The average personal auto insurance premium in Massachusetts fell from approximately $1056.92 to $923.11 during the 2007-2009 time period totaling a median savings of $133.80. The Division of Insurance notes that this decrease also occurred at the same time when manage competition was being implemented in the Commonwealth.
“Managed competition helped Massachusetts drivers see premiums drop at a higher rate than the rest of the country, a benefit we expected to be part of this reform,” said Commissioner Murphy. “Consumers have a larger choice of company, coverage and cost under this system, and shopping around for auto insurance can maximize those benefits.”

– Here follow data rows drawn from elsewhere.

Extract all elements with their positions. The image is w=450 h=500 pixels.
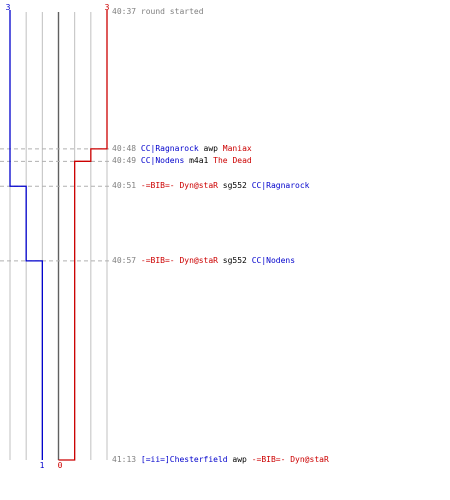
- blue-team-series: [9, 10, 43, 460]
- log-text: The Dead: [213, 156, 252, 166]
- log-text: CC|Ragnarock: [140, 143, 199, 153]
- log-text: CC|Nodens: [140, 156, 185, 166]
- log-time: 40:48: [112, 143, 141, 153]
- log-text: awp: [227, 455, 252, 464]
- log-text: -=BIB=- Dyn@staR: [140, 181, 218, 191]
- blue-start-count: 3: [6, 3, 11, 12]
- log-entry: 40:37 round started: [112, 7, 204, 17]
- log-entry: 40:57 -=BIB=- Dyn@staR sg552 CC|Nodens: [112, 256, 295, 266]
- log-time: 40:37: [112, 7, 141, 16]
- blue-end-count: 1: [40, 461, 45, 470]
- log-time: 40:49: [112, 156, 141, 166]
- log-text: sg552: [217, 255, 252, 265]
- red-end-count: 0: [58, 461, 63, 470]
- log-text: awp: [198, 143, 223, 153]
- log-entry: 40:51 -=BIB=- Dyn@staR sg552 CC|Ragnaroc…: [112, 181, 309, 191]
- log-text: CC|Nodens: [251, 255, 296, 265]
- log-text: Maniax: [222, 143, 252, 153]
- log-text: -=BIB=- Dyn@staR: [251, 455, 329, 464]
- log-entry: 40:48 CC|Ragnarock awp Maniax: [112, 144, 252, 154]
- log-entry: 41:13 [=ii=]Chesterfield awp -=BIB=- Dyn…: [112, 455, 329, 465]
- log-entry: 40:49 CC|Nodens m4a1 The Dead: [112, 156, 252, 166]
- log-text: [=ii=]Chesterfield: [140, 455, 228, 464]
- red-team-series: [58, 10, 108, 461]
- log-time: 40:51: [112, 181, 141, 191]
- log-text: sg552: [217, 181, 252, 191]
- red-start-count: 3: [105, 3, 110, 12]
- log-text: m4a1: [184, 156, 214, 166]
- log-text: round started: [140, 7, 204, 16]
- log-text: -=BIB=- Dyn@staR: [140, 255, 218, 265]
- log-text: CC|Ragnarock: [251, 181, 310, 191]
- log-time: 40:57: [112, 255, 141, 265]
- log-time: 41:13: [112, 455, 141, 464]
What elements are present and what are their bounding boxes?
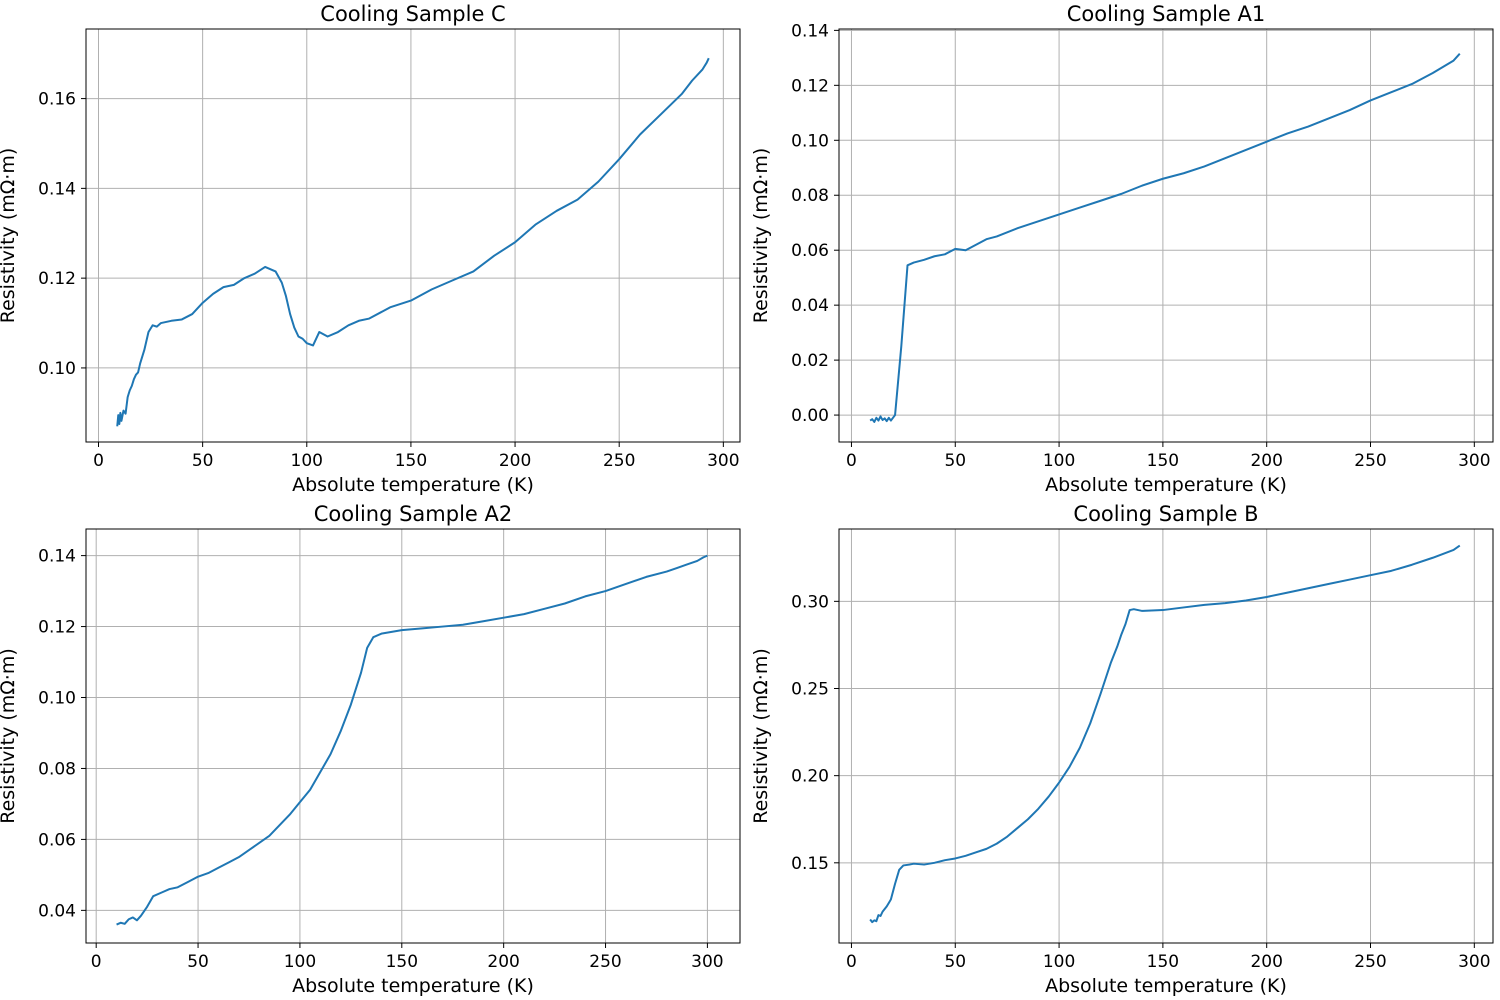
x-tick-label: 100 (1043, 952, 1075, 972)
y-tick-label: 0.14 (38, 547, 76, 567)
chart-title: Cooling Sample A2 (314, 502, 513, 526)
x-tick-label: 150 (1147, 451, 1179, 471)
x-tick-label: 200 (1250, 952, 1282, 972)
x-tick-label: 100 (291, 451, 323, 471)
y-tick-label: 0.04 (791, 296, 829, 316)
x-tick-label: 300 (707, 451, 739, 471)
series-line (869, 544, 1461, 924)
x-tick-label: 0 (846, 451, 857, 471)
x-tick-label: 250 (603, 451, 635, 471)
y-tick-label: 0.25 (791, 679, 829, 699)
y-tick-label: 0.06 (38, 830, 76, 850)
y-tick-label: 0.08 (791, 186, 829, 206)
x-tick-label: 100 (1043, 451, 1075, 471)
plot-frame (838, 528, 1494, 944)
y-axis-label: Resistivity (mΩ·m) (0, 148, 19, 324)
y-tick-label: 0.10 (38, 359, 76, 379)
x-axis-label: Absolute temperature (K) (292, 474, 534, 496)
x-tick-label: 0 (91, 952, 102, 972)
series-line (116, 57, 710, 427)
x-tick-label: 150 (1147, 952, 1179, 972)
y-tick-label: 0.00 (791, 406, 829, 426)
y-tick-label: 0.20 (791, 767, 829, 787)
x-tick-label: 150 (395, 451, 427, 471)
y-tick-label: 0.16 (38, 90, 76, 110)
plot-frame (85, 28, 741, 443)
x-tick-label: 50 (944, 451, 966, 471)
y-tick-label: 0.10 (791, 131, 829, 151)
series-line (116, 554, 708, 926)
y-tick-label: 0.12 (38, 269, 76, 289)
y-axis-label: Resistivity (mΩ·m) (750, 148, 772, 324)
y-tick-label: 0.30 (791, 592, 829, 612)
y-tick-label: 0.15 (791, 854, 829, 874)
plot-frame (85, 528, 741, 944)
x-tick-label: 300 (691, 952, 723, 972)
x-axis-label: Absolute temperature (K) (1045, 975, 1287, 997)
x-tick-label: 200 (1250, 451, 1282, 471)
y-tick-label: 0.12 (791, 76, 829, 96)
y-tick-label: 0.14 (38, 179, 76, 199)
chart-title: Cooling Sample C (320, 2, 505, 26)
x-axis-label: Absolute temperature (K) (292, 975, 534, 997)
y-axis-label: Resistivity (mΩ·m) (0, 648, 19, 824)
series-line (869, 53, 1461, 423)
x-tick-label: 300 (1458, 952, 1490, 972)
x-tick-label: 100 (284, 952, 316, 972)
x-tick-label: 250 (1354, 451, 1386, 471)
y-tick-label: 0.02 (791, 351, 829, 371)
y-tick-label: 0.06 (791, 241, 829, 261)
x-tick-label: 0 (93, 451, 104, 471)
x-tick-label: 50 (187, 952, 209, 972)
x-tick-label: 50 (944, 952, 966, 972)
x-tick-label: 50 (192, 451, 214, 471)
x-tick-label: 0 (846, 952, 857, 972)
x-tick-label: 300 (1458, 451, 1490, 471)
y-axis-label: Resistivity (mΩ·m) (750, 648, 772, 824)
plot-frame (838, 28, 1494, 443)
chart-panel-cooling-sample-b: 0 50 100 150 200 250 300 0.15 0.20 0.25 0.30 Coolin… (750, 502, 1494, 997)
x-tick-label: 250 (589, 952, 621, 972)
x-tick-label: 200 (487, 952, 519, 972)
y-tick-label: 0.12 (38, 618, 76, 638)
x-tick-label: 150 (386, 952, 418, 972)
chart-title: Cooling Sample B (1073, 502, 1258, 526)
chart-title: Cooling Sample A1 (1067, 2, 1266, 26)
y-tick-label: 0.04 (38, 901, 76, 921)
chart-panel-cooling-sample-a2: 0 50 100 150 200 250 300 0.04 0.06 0.08 0.10 0.12 0.… (0, 502, 741, 997)
y-tick-label: 0.14 (791, 21, 829, 41)
chart-panel-cooling-sample-a1: 0 50 100 150 200 250 300 0.00 0.02 0.04 0.06 0.08 0.… (750, 2, 1494, 496)
x-tick-label: 250 (1354, 952, 1386, 972)
x-tick-label: 200 (499, 451, 531, 471)
y-tick-label: 0.08 (38, 759, 76, 779)
y-tick-label: 0.10 (38, 689, 76, 709)
x-axis-label: Absolute temperature (K) (1045, 474, 1287, 496)
chart-panel-cooling-sample-c: 0 50 100 150 200 250 300 0.10 0.12 0.14 0.16 Coolin… (0, 2, 741, 496)
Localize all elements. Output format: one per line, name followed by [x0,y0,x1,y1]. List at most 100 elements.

Managed competition officially started in the Commonwealth in April 2008 to open “…up the marketplace to allow insurance companies to set their own rates and compete for customer’s business.” Since this transition, says the DOI, Massachusetts has added 13 new insurance companies in addition to the 19 already established here under the old system. Of those 13, three of the four of the nation’s largest carriers, GEICO, Progressive and Allstate have opened up for business here.
The NAIC’s annual report was created in response to the rise in interest and attention now placed on auto insurance rates across the country.